The de Broglie relation is given by: \(\lambda = \frac{b}{mu}\). The symbols represent the following: - \(\lambda\): the wavelength of the associated wave (in meters) - \(b\): Planck's constant, denoted as \(b = 6.63 \times 10^{-34} \text{ Js}\) (Joule-seconds) - \(m\): the mass of the particle (in kilograms) - \(u\): the velocity of the particle (in meters per second) We can now analyze the formula and see how the de Broglie relation links the properties of a particle to those of a wave.
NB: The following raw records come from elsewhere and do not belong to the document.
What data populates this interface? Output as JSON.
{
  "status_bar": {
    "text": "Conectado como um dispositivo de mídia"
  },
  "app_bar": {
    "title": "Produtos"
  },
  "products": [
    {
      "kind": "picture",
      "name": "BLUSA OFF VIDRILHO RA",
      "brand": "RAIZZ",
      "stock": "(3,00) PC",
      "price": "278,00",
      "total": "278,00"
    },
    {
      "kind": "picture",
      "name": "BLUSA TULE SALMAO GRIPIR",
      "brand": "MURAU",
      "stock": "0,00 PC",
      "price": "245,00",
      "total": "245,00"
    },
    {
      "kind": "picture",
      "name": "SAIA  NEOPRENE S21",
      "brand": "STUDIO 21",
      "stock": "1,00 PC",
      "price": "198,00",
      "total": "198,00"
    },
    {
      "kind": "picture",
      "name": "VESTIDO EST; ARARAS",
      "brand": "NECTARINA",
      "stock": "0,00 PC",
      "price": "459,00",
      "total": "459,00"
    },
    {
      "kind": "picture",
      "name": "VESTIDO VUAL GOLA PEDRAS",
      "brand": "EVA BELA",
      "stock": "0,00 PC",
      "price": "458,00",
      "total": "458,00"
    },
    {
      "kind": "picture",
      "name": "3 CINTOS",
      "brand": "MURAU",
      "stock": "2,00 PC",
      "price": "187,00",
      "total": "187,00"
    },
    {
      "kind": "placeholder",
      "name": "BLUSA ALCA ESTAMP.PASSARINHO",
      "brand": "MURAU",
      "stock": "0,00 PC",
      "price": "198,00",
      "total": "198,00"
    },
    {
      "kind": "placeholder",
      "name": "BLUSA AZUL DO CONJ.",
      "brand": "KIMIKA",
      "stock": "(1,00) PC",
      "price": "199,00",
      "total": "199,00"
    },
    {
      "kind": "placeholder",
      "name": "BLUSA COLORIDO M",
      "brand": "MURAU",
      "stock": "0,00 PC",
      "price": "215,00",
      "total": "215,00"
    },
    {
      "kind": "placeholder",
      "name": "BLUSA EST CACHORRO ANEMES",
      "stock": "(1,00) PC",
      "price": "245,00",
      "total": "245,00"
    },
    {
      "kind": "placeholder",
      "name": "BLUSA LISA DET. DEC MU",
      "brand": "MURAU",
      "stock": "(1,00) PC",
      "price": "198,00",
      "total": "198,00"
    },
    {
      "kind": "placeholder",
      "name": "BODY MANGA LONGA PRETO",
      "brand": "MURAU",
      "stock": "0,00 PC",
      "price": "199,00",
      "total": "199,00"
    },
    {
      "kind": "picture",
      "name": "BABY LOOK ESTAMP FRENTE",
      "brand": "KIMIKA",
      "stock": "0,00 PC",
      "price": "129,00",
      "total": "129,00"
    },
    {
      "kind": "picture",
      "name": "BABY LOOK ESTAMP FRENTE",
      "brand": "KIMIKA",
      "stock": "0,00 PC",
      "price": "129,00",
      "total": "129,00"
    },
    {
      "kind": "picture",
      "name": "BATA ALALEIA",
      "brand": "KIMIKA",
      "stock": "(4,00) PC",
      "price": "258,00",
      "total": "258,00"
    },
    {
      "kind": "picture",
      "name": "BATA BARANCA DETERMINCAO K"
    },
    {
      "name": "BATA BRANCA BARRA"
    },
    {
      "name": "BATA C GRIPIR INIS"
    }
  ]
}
The de Broglie relation reveals that every particle has an associated wave with a specific wavelength, which depends on the particle's mass and velocity. As the mass or velocity of the particle increases, the wavelength of the associated wave decreases. Conversely, as the mass or velocity of the particle decreases, the wavelength of the associated wave increases. The wave-like behavior of particles has important implications in the realm of quantum mechanics. For instance, electrons in an atom can be described as both particles and waves, and their positions and energies can be explained by their wave-like properties. Thus, the de Broglie relation bridges the gap between classical and quantum physics, allowing us to better understand the dual nature of particles as both particles and waves. In summary, by understanding the de Broglie relation, we can see how an increase or decrease in a particle's mass or velocity affects the properties of its associated wave, such as its wavelength. This connection is crucial in understanding the wave-particle duality in quantum mechanics.